The algorithm for determining the layer responsible for redrawing a rect looks like this:

• For each rect in the damaged rect manager:
• For each layer in the layer hierarchy:
• Add the layer/rect intersection tuple to an array.
• Remove the intersection from the damaged rect manager.

There are obvious issues in both of these algorithms. In the first we have to compare every new damaged rect with every existing damaged rect. In the second we have to compare every damaged rect with every layer, which gives us a worst-case complexity of O(n^2).

My solution to both problems was to create a simple quad tree. I’d tried a complex quad tree before but it failed miserably. This time I:

• Stored only rectangles, not rectangles and the layers that they represented;
• Created the entire fixed-depth quad tree immediately, rather than trying dynamically to split and join nodes;
• Reset and re-used quad tree instances instead of creating new trees each time I needed one;
• Treated the quad tree as an immutable structure once it had been built by eliminating methods that would remove rectangles.

The time complexity of the two algorithms above is now the worst-case rather than every case. This change, coupled with some other minor optimizations, produced some great results.

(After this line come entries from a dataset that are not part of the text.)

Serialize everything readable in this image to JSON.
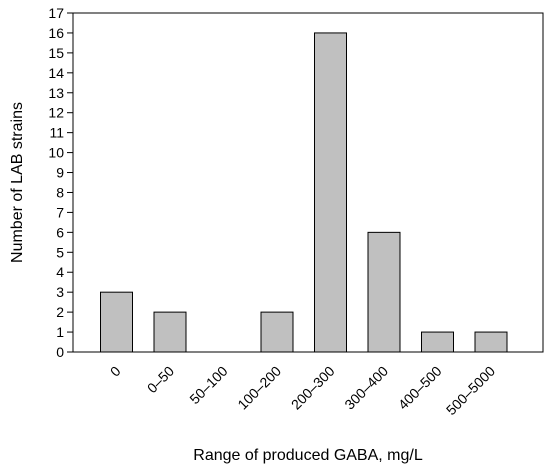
{
  "chart_data": {
    "type": "bar",
    "categories": [
      "0",
      "0–50",
      "50–100",
      "100–200",
      "200–300",
      "300–400",
      "400–500",
      "500–5000"
    ],
    "values": [
      3,
      2,
      0,
      2,
      16,
      6,
      1,
      1
    ],
    "title": "",
    "xlabel": "Range of produced GABA, mg/L",
    "ylabel": "Number of LAB strains",
    "ylim": [
      0,
      17
    ],
    "yticks": [
      0,
      1,
      2,
      3,
      4,
      5,
      6,
      7,
      8,
      9,
      10,
      11,
      12,
      13,
      14,
      15,
      16,
      17
    ],
    "grid": false,
    "legend": "none",
    "bar_color": "#c0c0c0",
    "bar_edge_color": "#000000"
  }
}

I put together a test app that has 80 overlapping Hanky Alien bitmaps moving around the screen with a few nested text boxes. Numbers from my Mac suggest that the test app is around 40% faster now.

Some more numbers:

• Ignoring time spent in SDL and during vertical blanks, the test takes up less than half a second of CPU time for every 10 seconds of runtime on my Mac.
• Rendering time for every 10 seconds of runtime is about 30ms on my Mac.
• The PSP can handle moving 68 aliens at a solid 60fps.
• The DS can handle moving 13 aliens at a solid 60fps.